Po dramatycznym meczu na Al Janoub Stadium w Al-Wakra Chorwacja wyeliminowała Japonię w 1/8 finału mundialu w Katarze. W regulaminowym czasie i po dogrywce było 1-1. Karne zdecydowanie lepiej wykonywali wicemistrzowie świata, którzy wygrali 3:1. Dominik Livaković obronił trzy "jedenastki".
Chorwacja zmierzy się w ćwierćfinale z wygranym z pary Brazylia - Korea Południowa.

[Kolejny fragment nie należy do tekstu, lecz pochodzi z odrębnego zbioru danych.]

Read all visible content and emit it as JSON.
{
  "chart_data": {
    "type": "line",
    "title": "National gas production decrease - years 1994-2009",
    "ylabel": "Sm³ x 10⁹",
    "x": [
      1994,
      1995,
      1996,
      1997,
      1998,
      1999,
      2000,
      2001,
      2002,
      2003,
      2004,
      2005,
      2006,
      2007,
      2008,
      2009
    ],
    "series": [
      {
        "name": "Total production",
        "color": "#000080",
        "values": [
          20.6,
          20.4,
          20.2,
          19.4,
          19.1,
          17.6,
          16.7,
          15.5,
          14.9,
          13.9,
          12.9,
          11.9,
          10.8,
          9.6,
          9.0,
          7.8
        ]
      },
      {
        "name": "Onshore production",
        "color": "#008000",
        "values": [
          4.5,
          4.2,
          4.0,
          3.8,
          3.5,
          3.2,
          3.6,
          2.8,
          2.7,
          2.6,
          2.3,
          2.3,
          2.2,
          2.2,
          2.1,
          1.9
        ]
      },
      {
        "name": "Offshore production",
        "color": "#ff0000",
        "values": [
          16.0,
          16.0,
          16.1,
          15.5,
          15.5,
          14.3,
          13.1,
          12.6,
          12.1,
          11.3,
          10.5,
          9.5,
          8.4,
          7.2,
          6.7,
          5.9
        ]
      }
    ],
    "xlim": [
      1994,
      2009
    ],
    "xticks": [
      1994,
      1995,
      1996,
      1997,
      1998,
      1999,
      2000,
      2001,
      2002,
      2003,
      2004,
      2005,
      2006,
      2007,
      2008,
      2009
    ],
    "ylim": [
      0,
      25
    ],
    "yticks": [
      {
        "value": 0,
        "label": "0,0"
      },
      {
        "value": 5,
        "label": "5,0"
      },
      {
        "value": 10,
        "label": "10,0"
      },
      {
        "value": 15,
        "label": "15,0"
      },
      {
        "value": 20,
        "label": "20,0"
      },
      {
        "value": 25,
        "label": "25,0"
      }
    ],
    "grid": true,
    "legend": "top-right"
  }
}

Japończycy awansowali do 1/8 finału sensacyjnie pokonując Niemców i Hiszpanów, co dało Azjatom pierwsze miejsce w grupie E. Chorwaci zajęli drugą lokatę w grupie F, ustępując pola rewelacyjnym Marokańczykom.
Poniedziałkowe starcie dobrze rozpoczęli piłkarze z Japonii. Już w trzeciej minucie Shogo Taniguchi główkował tuż obok chorwackiej bramki. W odpowiedzi Ivan Perisić wpadł w pole karne po błędzie obrońcy, ale z ostrego kąta nie dał rady zaskoczyć japońskiego bramkarza.
Pierwsza połowa była bardzo wyrównana, a w 40. minucie Japończycy byli bliscy zdobycia gola. Po pięknej akcji Daichi Kamada przeniósł jednak piłkę nad bramką Dominika Livakovicia.
Dwie minuty później Japonia wyszła na prowadzenie. Po rzucie rożnym piłkę do chorwackiej bramki wpakował z bliska Daizen Maeda. Do przerwy 1:0.